Ryft's stored payment methods are aligned with the industry standards terminology of Credentials on File (CoF), which allows merchants to securely store their customers' payment details for future transactions, enhancing the customer experience by enabling quicker checkouts.
A CoF transaction is initiated when a merchant uses previously stored payment credentials to process a payment on behalf of a customer. This is particularly useful for scenarios such as subscription services, recurring billing, or any situation where a customer authorizes a merchant to charge their payment method at a later date.
There are two primary types of CoF transactions:
- Customer-Initiated Transactions (CIT): These occur when a customer is present and authorizes a payment using their stored credentials, such as during a repeat purchase on an e-commerce site.
- Merchant-Initiated Transactions (MIT): These occur when a merchant charges a customer's stored payment method without the customer being present, typically for recurring billing or subscription services.
In a Customer-Initiated Transaction (CIT) scenario, the customer is actively present and provides explicit consent for the payment at the time of purchase. This is the standard model for most transactions, whether the customer enters a new card number or uses a saved one.

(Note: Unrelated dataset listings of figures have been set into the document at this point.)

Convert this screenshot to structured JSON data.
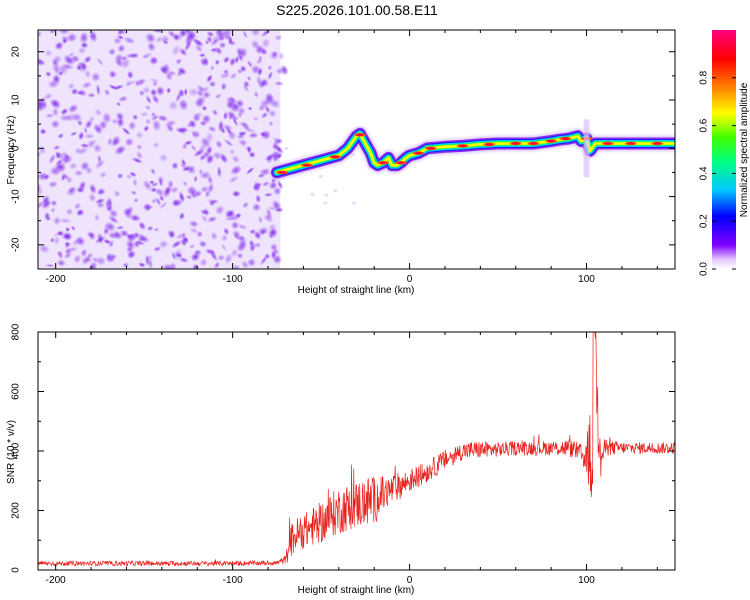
{
  "title": "S225.2026.101.00.58.E11",
  "chart_data": [
    {
      "type": "heatmap",
      "name": "spectrogram",
      "xlabel": "Height of straight line (km)",
      "ylabel": "Frequency (Hz)",
      "xlim": [
        -210,
        150
      ],
      "ylim": [
        -25,
        24.5
      ],
      "xticks": [
        -200,
        -100,
        0,
        100
      ],
      "yticks": [
        -20,
        -10,
        0,
        10,
        20
      ],
      "noise_region_x": [
        -210,
        -73
      ],
      "ridge": {
        "x": [
          -75,
          -70,
          -65,
          -60,
          -55,
          -50,
          -45,
          -40,
          -35,
          -30,
          -28,
          -25,
          -22,
          -20,
          -18,
          -15,
          -12,
          -10,
          -7,
          -5,
          -2,
          0,
          5,
          10,
          20,
          30,
          40,
          50,
          60,
          70,
          80,
          85,
          90,
          95,
          97,
          100,
          102,
          105,
          110,
          120,
          130,
          140,
          150
        ],
        "y": [
          -5,
          -4.5,
          -4,
          -3.5,
          -3,
          -2.5,
          -2,
          -1.5,
          0,
          2.5,
          3,
          1,
          -1,
          -3,
          -3.5,
          -3,
          -2,
          -3.5,
          -3.5,
          -3,
          -2,
          -1.5,
          -1,
          0,
          0.3,
          0.5,
          0.8,
          1,
          1,
          1,
          1.5,
          1.8,
          2,
          2.5,
          1.5,
          2,
          -0.5,
          1,
          1,
          1,
          1,
          1,
          1
        ]
      },
      "colorbar": {
        "label": "Normalized spectral amplitude",
        "range": [
          0,
          1
        ],
        "ticks": [
          "0.0",
          "0.2",
          "0.4",
          "0.6",
          "0.8"
        ],
        "colors": [
          "#ffffff",
          "#7f00ff",
          "#0000ff",
          "#00c8ff",
          "#00ff80",
          "#40ff00",
          "#ffff00",
          "#ff8000",
          "#ff0000",
          "#ff0080"
        ]
      }
    },
    {
      "type": "line",
      "name": "snr",
      "xlabel": "Height of straight line (km)",
      "ylabel": "SNR (10 * v/v)",
      "xlim": [
        -210,
        150
      ],
      "ylim": [
        0,
        800
      ],
      "xticks": [
        -200,
        -100,
        0,
        100
      ],
      "yticks": [
        0,
        200,
        400,
        600,
        800
      ],
      "color": "#e8201c",
      "envelope": {
        "x": [
          -210,
          -150,
          -100,
          -75,
          -70,
          -68,
          -66,
          -60,
          -50,
          -40,
          -30,
          -25,
          -20,
          -10,
          0,
          10,
          20,
          30,
          40,
          50,
          60,
          70,
          80,
          90,
          95,
          98,
          100,
          102,
          103,
          104,
          105,
          106,
          107,
          108,
          110,
          115,
          120,
          130,
          140,
          150
        ],
        "mean": [
          22,
          22,
          22,
          24,
          35,
          80,
          110,
          130,
          160,
          200,
          220,
          230,
          235,
          270,
          300,
          330,
          370,
          400,
          405,
          405,
          410,
          410,
          410,
          410,
          400,
          380,
          390,
          380,
          320,
          100,
          620,
          550,
          420,
          360,
          410,
          410,
          410,
          410,
          410,
          410
        ],
        "amp": [
          8,
          8,
          8,
          8,
          15,
          50,
          60,
          60,
          70,
          80,
          80,
          90,
          80,
          50,
          40,
          35,
          35,
          30,
          30,
          25,
          25,
          25,
          25,
          30,
          30,
          40,
          60,
          150,
          120,
          80,
          190,
          130,
          80,
          60,
          30,
          25,
          20,
          20,
          20,
          20
        ]
      }
    }
  ]
}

A CIT can be classified into two ways when dealing with Card-on-File (CoF) or stored payment details:
- Initial CIT (Card Saving): This is the very first transaction where the customer enters their card details and, crucially, grants the merchant permission to store those details for future use.
- Subsequent CIT (Using a Saved Card): This occurs when the customer returns, is present, and chooses to use their previously saved card to initiate a new transaction.
The merchant's responsibility in all CITs is to ensure the transaction is secure and compliant with all relevant regulations. Merchants must also ensure they have obtained proper consent from customers to store and use their payment information for subsequent transactions.
Merchant-Initiated Transactions (MITs) are charges where the merchant's system initiates the payment using stored credentials without the customer being actively present or providing explicit consent at the time of the transaction. This is often referred to as a "mandate" transaction.
This model is common in:
- Recurring Payments: For services with a fixed schedule (e.g., monthly subscriptions).
- Unscheduled Payments: For charges made on an as-needed basis under specific, pre-agreed conditions (e.g., topping up an account balance).
For an MIT to be compliant, the customer must have previously agreed to allow the merchant to charge their payment method at regular intervals or under specific conditions.
MITs require a higher level of security and compliance than standard transactions, as they involve charging a customer's payment method without their immediate authorisation. Merchants must ensure they:
- Have clear, auditable consent from customers for the terms of the MIT.
- Adhere to all relevant regulations and rules set by card networks and payment processors for proper transaction flagging and management.
The key difference between the two types of CoF transactions lies in how 3D Secure (3DS) authentication is handled:
- CIT: Requires 3DS authentication for each transaction, as the customer is actively involved in the payment process. This typically results in a liability shift, offering the merchant protection against most fraud-related chargebacks.
- MIT: Does not require 3DS authentication for each transaction, as the customer has already provided consent for the merchant to charge their stored payment method for future transactions. Consequently, the merchant usually retains the liability for any fraud-related chargebacks.